Whether you have a stand-alone Medicare Part D plan or a Medicare Advantage Prescription Drug plan, you may have to pay a deductible, copays, and coinsurance. Everything depends on the plan you select. Particularly as an insulin user, make sure your plan covers your doctor-prescribed insulin or includes it as an exception.
Getting your insulin covered
Pricing your medications can get very complicated. Each Part D plan has a different list of drugs it covers, called a formulary. It also assigns each medication, from generics to high-cost specialty drugs, to a pricing tier. So if you take several medications, this makes comparing plans a challenge.
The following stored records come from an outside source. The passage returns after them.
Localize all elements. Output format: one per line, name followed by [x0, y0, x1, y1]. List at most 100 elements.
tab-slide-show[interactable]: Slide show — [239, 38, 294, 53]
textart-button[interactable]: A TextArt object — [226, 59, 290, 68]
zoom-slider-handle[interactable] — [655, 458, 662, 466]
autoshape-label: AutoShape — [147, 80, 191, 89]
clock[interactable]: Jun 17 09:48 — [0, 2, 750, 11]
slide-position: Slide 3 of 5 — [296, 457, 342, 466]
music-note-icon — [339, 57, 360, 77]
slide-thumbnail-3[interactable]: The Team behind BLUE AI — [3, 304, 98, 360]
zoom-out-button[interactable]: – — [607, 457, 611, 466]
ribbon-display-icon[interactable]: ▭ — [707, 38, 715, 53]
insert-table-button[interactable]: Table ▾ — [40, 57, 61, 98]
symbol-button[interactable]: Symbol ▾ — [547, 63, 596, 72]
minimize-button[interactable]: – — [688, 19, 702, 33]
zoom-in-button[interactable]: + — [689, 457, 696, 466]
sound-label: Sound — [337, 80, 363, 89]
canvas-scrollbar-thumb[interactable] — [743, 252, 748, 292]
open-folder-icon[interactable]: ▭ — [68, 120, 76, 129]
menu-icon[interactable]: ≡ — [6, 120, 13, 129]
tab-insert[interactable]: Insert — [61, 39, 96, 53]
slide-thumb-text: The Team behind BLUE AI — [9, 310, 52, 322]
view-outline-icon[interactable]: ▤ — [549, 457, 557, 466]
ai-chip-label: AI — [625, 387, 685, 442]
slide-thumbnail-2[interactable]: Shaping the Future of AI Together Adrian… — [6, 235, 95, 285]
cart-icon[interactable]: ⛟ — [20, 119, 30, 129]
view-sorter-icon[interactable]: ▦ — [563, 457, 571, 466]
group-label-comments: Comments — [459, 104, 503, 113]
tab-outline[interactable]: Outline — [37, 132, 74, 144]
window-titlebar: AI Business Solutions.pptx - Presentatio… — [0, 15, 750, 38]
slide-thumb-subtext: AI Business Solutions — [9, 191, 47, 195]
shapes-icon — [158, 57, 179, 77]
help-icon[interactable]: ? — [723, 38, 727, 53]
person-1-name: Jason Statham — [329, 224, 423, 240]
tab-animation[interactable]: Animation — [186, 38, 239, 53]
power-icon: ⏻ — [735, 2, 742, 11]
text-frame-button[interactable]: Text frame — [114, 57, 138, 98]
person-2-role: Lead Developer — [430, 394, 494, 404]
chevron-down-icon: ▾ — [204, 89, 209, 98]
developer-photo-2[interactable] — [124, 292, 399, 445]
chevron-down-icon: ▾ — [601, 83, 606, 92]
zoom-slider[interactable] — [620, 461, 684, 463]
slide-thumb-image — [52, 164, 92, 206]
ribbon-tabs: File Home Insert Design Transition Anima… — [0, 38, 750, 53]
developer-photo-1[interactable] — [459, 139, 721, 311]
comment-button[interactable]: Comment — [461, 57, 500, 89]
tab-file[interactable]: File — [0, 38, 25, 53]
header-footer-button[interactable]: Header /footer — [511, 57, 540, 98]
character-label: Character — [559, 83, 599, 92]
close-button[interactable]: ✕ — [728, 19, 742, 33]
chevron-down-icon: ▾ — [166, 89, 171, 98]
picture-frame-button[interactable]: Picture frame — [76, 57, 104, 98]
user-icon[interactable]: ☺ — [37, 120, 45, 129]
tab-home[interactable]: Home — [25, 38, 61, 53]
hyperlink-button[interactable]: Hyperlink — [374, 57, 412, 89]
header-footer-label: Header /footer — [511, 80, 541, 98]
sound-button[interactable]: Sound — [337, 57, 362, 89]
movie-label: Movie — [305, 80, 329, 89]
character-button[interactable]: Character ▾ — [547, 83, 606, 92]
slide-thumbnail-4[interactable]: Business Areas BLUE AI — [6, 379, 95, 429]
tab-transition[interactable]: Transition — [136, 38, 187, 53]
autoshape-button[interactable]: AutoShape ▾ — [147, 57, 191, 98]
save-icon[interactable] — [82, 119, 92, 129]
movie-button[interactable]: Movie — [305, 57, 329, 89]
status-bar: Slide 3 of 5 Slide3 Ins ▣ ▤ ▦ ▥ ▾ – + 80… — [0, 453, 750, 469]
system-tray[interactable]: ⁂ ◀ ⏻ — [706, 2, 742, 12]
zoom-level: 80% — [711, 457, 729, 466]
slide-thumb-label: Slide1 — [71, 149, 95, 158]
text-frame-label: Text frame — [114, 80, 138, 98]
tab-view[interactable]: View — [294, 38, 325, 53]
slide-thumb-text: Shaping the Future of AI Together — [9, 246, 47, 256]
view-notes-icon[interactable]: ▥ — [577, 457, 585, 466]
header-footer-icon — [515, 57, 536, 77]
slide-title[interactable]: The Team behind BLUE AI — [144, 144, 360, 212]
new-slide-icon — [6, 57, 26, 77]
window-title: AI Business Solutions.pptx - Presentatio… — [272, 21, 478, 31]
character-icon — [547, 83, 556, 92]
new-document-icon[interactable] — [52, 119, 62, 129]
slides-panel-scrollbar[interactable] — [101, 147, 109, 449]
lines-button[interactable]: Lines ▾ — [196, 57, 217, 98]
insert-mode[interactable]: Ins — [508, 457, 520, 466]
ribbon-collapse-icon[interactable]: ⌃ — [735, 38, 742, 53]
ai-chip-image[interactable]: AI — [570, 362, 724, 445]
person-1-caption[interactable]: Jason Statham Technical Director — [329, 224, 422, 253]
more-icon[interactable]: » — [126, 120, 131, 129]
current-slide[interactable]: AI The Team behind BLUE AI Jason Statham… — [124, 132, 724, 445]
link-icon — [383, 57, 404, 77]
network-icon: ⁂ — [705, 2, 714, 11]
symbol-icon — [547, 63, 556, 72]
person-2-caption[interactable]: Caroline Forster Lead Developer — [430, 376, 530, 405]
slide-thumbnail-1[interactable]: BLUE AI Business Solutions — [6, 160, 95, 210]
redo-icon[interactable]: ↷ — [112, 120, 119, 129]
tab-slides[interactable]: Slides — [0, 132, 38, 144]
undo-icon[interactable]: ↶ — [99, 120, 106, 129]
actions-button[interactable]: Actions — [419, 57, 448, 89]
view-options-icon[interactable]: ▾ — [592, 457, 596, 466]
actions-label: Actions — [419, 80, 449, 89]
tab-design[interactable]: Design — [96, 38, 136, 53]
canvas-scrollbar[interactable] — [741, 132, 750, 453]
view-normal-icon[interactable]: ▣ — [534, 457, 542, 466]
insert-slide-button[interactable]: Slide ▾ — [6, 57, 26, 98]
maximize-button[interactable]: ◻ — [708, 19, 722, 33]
Medicare Drug Plans have many variables due to the many medical needs one might have. It is all about understanding your medical needs and finding the best plan according to those needs. Before making a decision, be sure to:
- Get details on how much your drugs would cost under each plan, monthly and throughout the year.
- See which plans put restrictions on any of your drugs (meaning you have to get permission for the plan to cover them) and which offer “preferred” pharmacies that charge lower copays.
- See how Medicare has rated each plan for service (on a scale of one to five stars).
- See alerts that flag low-performing plans.
- Find out which plans are available nationally.